Pero esa había sido una situación muy distinta. Tenía la certeza de que no lo engañaría con la certificación y la esperanza de que no volvería a engañarlo nunca en nada.

–Me lo debes, Isa –le dijo.

–Eso no es justo.

–¿Crees que me importa la justicia ahora mismo? Mi empresa está en juego. Me lo debes –repitió–. Así es como quiero cobrarme tu deuda.

Ella palideció y apretó los labios con fuerza. Negó con la cabeza y dio un paso atrás.

–No puedo irme sin más. Tengo planes…

Marc perdió la paciencia. No consentiría que le diera la espalda porque tenía una cita con otro hombre. Era él quien había pasado la noche con ella y quien estaba allí, casi suplicando que lo ayudara.

–Pues cancélalos –gruñó–. O…

–¿O qué? –lo retó ella, alzando la barbilla.

Marc había estado a punto de sugerir que la llevaría al aeropuerto después de su cita, pero lo sacó de quicio que creyera que iba a amenazarla.

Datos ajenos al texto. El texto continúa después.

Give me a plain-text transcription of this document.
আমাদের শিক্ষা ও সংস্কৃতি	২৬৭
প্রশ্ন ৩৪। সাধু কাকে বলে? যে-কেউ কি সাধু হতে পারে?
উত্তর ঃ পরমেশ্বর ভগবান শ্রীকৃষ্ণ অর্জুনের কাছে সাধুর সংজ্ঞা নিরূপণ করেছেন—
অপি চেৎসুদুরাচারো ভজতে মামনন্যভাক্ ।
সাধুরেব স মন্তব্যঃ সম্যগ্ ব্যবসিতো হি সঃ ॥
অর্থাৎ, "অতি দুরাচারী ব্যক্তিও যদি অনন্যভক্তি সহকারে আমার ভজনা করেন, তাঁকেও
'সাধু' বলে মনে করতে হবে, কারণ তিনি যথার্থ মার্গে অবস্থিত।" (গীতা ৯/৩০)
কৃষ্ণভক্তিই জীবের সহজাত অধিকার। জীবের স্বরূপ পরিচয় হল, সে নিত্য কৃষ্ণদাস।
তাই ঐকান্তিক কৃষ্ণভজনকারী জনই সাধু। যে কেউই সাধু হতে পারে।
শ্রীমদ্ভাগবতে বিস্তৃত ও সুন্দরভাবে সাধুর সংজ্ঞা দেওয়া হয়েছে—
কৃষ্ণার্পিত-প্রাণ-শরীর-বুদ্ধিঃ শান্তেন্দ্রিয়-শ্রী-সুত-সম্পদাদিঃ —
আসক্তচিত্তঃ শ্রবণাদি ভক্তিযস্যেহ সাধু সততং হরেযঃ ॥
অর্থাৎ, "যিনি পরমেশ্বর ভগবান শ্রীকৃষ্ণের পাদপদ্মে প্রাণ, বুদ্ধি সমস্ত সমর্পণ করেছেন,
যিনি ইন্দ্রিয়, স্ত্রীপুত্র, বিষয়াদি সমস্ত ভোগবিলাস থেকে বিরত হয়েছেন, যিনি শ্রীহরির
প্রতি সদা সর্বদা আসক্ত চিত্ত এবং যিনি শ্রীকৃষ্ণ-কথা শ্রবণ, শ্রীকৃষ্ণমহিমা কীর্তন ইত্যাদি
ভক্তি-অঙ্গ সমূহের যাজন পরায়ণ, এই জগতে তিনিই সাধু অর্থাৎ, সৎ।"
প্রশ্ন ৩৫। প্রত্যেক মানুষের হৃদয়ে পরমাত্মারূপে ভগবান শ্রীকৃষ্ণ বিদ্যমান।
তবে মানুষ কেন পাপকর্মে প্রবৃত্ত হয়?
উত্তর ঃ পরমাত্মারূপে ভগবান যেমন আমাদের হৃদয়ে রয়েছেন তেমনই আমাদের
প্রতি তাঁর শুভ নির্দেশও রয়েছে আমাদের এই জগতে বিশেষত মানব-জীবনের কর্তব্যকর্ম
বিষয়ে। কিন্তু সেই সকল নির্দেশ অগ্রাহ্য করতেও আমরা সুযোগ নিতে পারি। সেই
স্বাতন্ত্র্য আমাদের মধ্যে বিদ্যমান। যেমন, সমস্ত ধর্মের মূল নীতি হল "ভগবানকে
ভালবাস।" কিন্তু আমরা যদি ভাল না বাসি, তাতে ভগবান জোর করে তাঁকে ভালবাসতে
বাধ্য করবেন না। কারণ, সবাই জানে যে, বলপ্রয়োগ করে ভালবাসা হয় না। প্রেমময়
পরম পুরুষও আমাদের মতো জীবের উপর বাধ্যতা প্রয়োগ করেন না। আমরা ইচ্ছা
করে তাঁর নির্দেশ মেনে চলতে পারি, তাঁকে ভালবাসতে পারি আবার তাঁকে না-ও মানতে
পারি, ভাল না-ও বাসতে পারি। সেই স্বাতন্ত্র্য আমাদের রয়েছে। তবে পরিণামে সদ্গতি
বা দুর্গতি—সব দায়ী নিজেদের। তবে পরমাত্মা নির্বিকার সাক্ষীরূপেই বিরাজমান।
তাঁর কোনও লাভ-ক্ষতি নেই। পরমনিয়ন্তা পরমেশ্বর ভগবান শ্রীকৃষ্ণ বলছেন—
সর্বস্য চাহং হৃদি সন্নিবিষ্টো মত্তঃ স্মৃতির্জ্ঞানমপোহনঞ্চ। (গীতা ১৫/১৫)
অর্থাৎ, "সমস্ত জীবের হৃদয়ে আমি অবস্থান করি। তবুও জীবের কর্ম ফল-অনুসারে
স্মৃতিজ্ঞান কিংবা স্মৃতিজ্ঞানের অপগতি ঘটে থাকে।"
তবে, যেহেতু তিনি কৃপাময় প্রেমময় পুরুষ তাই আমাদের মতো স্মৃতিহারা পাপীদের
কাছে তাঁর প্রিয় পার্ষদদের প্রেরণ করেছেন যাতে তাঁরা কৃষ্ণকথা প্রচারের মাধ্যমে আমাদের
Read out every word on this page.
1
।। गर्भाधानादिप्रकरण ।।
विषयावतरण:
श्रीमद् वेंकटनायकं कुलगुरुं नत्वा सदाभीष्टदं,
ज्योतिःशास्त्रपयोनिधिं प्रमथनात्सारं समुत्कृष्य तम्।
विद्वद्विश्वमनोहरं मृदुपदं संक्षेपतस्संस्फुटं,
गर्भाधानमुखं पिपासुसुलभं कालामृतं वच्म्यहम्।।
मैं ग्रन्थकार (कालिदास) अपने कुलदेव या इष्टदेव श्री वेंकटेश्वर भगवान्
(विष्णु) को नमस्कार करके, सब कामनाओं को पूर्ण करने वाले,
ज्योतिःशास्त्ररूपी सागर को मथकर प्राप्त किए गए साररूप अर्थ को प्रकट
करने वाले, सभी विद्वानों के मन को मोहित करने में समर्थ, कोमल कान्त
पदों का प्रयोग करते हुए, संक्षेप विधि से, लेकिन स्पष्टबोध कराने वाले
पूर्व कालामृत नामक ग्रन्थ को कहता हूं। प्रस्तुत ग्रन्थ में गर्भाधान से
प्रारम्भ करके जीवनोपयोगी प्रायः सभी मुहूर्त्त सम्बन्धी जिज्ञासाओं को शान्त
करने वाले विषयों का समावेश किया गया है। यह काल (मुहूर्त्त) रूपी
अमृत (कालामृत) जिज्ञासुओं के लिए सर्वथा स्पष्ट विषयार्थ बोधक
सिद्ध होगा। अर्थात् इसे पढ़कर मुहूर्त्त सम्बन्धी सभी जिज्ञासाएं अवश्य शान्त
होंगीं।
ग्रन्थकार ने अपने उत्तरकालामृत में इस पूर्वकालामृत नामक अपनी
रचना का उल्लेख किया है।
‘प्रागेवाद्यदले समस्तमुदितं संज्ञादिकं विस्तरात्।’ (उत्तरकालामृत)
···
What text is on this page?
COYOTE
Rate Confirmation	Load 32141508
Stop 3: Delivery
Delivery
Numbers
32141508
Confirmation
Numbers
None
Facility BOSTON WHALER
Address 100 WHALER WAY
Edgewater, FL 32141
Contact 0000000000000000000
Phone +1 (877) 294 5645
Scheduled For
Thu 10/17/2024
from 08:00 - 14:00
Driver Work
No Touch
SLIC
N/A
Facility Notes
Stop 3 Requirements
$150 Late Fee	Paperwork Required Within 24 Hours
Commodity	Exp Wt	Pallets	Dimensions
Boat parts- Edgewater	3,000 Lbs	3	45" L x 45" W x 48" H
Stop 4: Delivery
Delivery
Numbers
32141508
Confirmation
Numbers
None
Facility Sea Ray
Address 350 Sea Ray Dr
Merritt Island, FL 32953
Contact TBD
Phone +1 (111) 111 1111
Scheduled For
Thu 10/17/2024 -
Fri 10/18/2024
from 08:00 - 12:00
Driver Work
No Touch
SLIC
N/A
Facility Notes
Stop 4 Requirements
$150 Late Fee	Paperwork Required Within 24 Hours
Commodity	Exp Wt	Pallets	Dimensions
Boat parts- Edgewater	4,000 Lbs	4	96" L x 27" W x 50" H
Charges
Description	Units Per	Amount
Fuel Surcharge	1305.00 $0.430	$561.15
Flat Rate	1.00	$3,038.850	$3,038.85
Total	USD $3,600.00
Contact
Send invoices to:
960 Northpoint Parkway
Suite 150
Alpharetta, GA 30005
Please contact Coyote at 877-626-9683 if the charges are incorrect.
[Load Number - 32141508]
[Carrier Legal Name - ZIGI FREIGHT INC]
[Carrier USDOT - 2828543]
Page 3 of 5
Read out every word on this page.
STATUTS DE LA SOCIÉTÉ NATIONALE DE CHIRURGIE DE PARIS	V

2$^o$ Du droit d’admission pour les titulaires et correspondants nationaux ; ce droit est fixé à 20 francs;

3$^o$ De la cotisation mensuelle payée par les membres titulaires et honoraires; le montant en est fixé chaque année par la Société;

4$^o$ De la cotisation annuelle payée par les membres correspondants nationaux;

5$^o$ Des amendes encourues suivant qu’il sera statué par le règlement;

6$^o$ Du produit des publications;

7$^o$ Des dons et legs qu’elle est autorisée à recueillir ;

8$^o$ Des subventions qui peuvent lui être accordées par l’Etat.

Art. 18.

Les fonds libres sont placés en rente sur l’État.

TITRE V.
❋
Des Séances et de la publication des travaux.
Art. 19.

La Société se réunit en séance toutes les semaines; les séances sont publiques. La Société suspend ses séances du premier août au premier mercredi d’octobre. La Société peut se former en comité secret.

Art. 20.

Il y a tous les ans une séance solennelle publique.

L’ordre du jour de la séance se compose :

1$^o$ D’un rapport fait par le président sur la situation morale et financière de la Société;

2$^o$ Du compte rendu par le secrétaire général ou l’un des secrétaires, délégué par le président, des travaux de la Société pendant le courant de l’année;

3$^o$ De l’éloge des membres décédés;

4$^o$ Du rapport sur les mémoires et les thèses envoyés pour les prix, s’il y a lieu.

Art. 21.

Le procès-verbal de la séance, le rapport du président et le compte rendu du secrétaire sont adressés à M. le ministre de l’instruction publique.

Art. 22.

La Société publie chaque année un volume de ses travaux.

Decidió que si eso era lo que esperaba de él, lo haría.

–O acabaré con esa nueva identidad que has asumido. Contaré a la facultad, a la prensa y a cualquiera que quiera escucharlo, quién eres en realidad. ¿Qué te parecería eso?

–No te atreverías.

–Te sorprendería lo que puedo llegar a hacer.

–Entonces te quedarías sin testimonio pericial.

–Ya. Pero, según lo que has dicho, ya me he quedado sin él. ¿Qué tengo que perder?

–Eres un auténtico bastardo, ¿lo sabías? –lo miró con ojos llameantes, pero húmedos.

Saber que había llevado a esa mujer tan fuerte al borde de las lágrimas, hizo que Marc se sintiera, de hecho, como un bastardo.

–Mira, Isa…

–Lo haré –interrumpió ella–. Pero eso ya lo sabías, ¿verdad?

Él no supo si sentirse aliviado o molesto por su consentimiento. Se sentía culpable, eso sí lo sabía. Una parte de él deseaba decirle que olvidara el asunto, la visita y la amenaza. Pero también sabía que si el LA Times publicaba el artículo, sufrirían un gran descalabro. Bijoux daba trabajo a miles de personas, que podrían quedarse sin empleo. Tenía que hacer lo posible por impedirlo.

–¿Adónde vas? –preguntó, al ver que Isa se alejaba por el pasillo.

–A hacer el equipaje. ¿Te parece bien?

Marc no contestó. El tono de su voz y su expresión habían dejado claro que sería como adentrarse en un campo de minas. Se conformó con decir «Muchas gracias».

–Oh, no me lo agradezcas aún. Crees que llevas las de ganar, pero si uno solo de tus diamantes no tiene la composición correcta, te crucificaré ante la prensa. Y al diablo con las consecuencias.

Él no pudo evitar sonreír, a pesar de la amenaza. Su fogosidad había vuelto y se alegraba. A pesar del pasado y de sus diferencias, nunca había querido hacer llorar a Isa.